La expedición zarpó el l0 de agosto de l5l9, desde Sevilla. Al llegar al océano, ancló para terminar los últimos preparativos. En septiembre dejó atrás las islas Canarias rumbo al sur. Tres días después (el 26 de septiembre) constató la presencia de dos islas, una de las cuales tenía agua potable en abundancia y la otra no. En esta segunda isla existía un árbol, variedad mejorada de la palma. A su pie habían abierto un foso algunos siglos antes. Si se sangraba aquella palma –según el método con que se obtiene el látex del árbol del caucho–, escurría abundante un líquido que servía a la vez de agua potable, de vino, de medicina y de alimento. Moliendo sus hojas podía obtenerse harina de gusto salobre. Se la amasaba con el líquido hasta conseguir una masa espesa que, colocada sobre piedras planas al sol del mediodía, se transformaba en un pan que recordaba las modernas tortillas de rescoldo.

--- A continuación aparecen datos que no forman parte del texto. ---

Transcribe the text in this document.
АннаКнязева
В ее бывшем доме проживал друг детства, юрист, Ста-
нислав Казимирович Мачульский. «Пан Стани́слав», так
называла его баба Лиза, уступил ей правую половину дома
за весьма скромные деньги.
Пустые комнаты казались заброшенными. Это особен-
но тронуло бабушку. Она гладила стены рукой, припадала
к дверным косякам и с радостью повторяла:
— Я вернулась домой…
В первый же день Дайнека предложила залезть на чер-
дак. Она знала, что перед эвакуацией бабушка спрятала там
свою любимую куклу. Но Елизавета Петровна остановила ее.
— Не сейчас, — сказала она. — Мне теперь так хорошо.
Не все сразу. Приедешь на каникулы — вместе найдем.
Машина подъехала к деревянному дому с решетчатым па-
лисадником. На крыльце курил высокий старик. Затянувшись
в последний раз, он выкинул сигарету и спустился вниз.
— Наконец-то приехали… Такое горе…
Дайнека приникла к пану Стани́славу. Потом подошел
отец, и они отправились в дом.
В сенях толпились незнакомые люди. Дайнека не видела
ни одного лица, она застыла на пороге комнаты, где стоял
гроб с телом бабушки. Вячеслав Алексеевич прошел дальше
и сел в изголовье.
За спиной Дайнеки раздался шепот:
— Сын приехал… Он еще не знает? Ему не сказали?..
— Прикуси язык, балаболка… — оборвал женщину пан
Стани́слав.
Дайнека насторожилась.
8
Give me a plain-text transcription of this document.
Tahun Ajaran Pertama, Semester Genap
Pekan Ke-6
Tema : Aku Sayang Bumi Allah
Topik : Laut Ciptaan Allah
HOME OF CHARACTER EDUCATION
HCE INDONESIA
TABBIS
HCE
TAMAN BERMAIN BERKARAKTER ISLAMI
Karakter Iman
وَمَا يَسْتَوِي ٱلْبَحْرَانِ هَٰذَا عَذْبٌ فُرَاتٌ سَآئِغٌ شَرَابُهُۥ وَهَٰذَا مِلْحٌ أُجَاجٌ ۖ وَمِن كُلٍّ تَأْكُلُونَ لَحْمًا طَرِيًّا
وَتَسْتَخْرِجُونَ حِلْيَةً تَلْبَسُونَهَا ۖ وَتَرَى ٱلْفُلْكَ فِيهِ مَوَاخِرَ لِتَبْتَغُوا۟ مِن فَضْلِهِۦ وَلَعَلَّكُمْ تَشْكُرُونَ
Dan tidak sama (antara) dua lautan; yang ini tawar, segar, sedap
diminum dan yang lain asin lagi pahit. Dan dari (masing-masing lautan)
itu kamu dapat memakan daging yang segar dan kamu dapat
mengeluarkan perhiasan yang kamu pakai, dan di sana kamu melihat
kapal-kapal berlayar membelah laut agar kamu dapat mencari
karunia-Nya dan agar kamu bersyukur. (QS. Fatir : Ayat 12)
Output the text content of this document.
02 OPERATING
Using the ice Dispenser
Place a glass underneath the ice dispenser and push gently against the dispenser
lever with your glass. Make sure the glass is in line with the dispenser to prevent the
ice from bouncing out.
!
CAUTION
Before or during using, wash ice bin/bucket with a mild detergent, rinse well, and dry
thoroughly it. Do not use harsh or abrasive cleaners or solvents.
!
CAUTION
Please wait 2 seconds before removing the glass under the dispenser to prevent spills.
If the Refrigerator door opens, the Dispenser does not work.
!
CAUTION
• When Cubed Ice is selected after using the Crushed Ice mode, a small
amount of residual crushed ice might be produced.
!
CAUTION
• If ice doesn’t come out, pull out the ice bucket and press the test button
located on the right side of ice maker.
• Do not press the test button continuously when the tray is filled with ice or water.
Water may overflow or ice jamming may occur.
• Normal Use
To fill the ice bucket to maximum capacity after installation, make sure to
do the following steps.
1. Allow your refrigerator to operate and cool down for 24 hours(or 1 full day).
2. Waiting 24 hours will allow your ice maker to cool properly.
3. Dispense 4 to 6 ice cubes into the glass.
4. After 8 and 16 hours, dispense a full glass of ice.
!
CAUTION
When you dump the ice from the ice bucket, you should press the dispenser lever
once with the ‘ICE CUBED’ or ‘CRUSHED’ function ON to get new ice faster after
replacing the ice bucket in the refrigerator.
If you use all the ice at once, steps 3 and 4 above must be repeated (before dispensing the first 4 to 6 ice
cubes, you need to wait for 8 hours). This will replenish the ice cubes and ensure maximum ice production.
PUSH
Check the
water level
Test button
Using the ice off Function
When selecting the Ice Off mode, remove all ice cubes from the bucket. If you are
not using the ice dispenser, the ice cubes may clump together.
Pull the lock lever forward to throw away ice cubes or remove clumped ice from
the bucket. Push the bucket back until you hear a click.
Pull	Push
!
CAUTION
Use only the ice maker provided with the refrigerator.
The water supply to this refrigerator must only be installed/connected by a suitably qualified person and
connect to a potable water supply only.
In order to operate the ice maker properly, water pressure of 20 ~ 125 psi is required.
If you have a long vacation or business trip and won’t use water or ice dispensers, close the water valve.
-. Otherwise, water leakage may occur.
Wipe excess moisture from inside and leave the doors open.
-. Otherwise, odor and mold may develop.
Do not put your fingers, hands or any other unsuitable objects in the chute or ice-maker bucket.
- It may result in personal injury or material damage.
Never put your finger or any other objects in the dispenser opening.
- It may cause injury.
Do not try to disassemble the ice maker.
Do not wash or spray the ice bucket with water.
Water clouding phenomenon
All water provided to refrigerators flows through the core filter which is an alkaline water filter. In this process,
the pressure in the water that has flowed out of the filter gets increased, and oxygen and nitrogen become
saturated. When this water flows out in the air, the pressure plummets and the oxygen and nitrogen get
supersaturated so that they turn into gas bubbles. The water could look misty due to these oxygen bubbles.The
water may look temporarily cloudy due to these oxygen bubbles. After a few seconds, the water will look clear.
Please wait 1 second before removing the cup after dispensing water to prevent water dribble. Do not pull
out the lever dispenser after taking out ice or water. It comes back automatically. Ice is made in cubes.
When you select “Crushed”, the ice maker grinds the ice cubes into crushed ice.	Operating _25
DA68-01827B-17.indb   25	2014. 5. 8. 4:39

A la altura de Sierra Leona, en la costa occidental del África, la expedición puso rumbo al oeste. Un ejército de tiburones cubría la retaguardia retozando en la estela de los barcos. En noches oscuras brillaban sobre los mástiles las luces de San Telmo. Un día cayó sobre cubierta un pájaro que no tenía culo. Otro día se arrinconaron en una lancha de salvataje dos aves de alta mar. La hembra puso los huevos sobre la espalda del macho y los incubó allí. Cuando las naves cruzaban la línea ecuatorial –que en aquel tiempo se llamaba línea equinoccial–, un enorme pez espada, volando sobre el puente, se llevó al contramaestre de la nave capitana clavado por la barriga. Cuatro días más tarde avistaron la costa de la Tierra del Verzin, bajo dominio portugués, y que un día se llamaría Brasil. Allí comerciaron al trueque con los nativos. Por un Rey de Oro –carta de la baraja española– Pigafetta obtuvo seis gallinas. Esa noche cenaron una variedad de cerdo que tenía el ombligo en la espalda.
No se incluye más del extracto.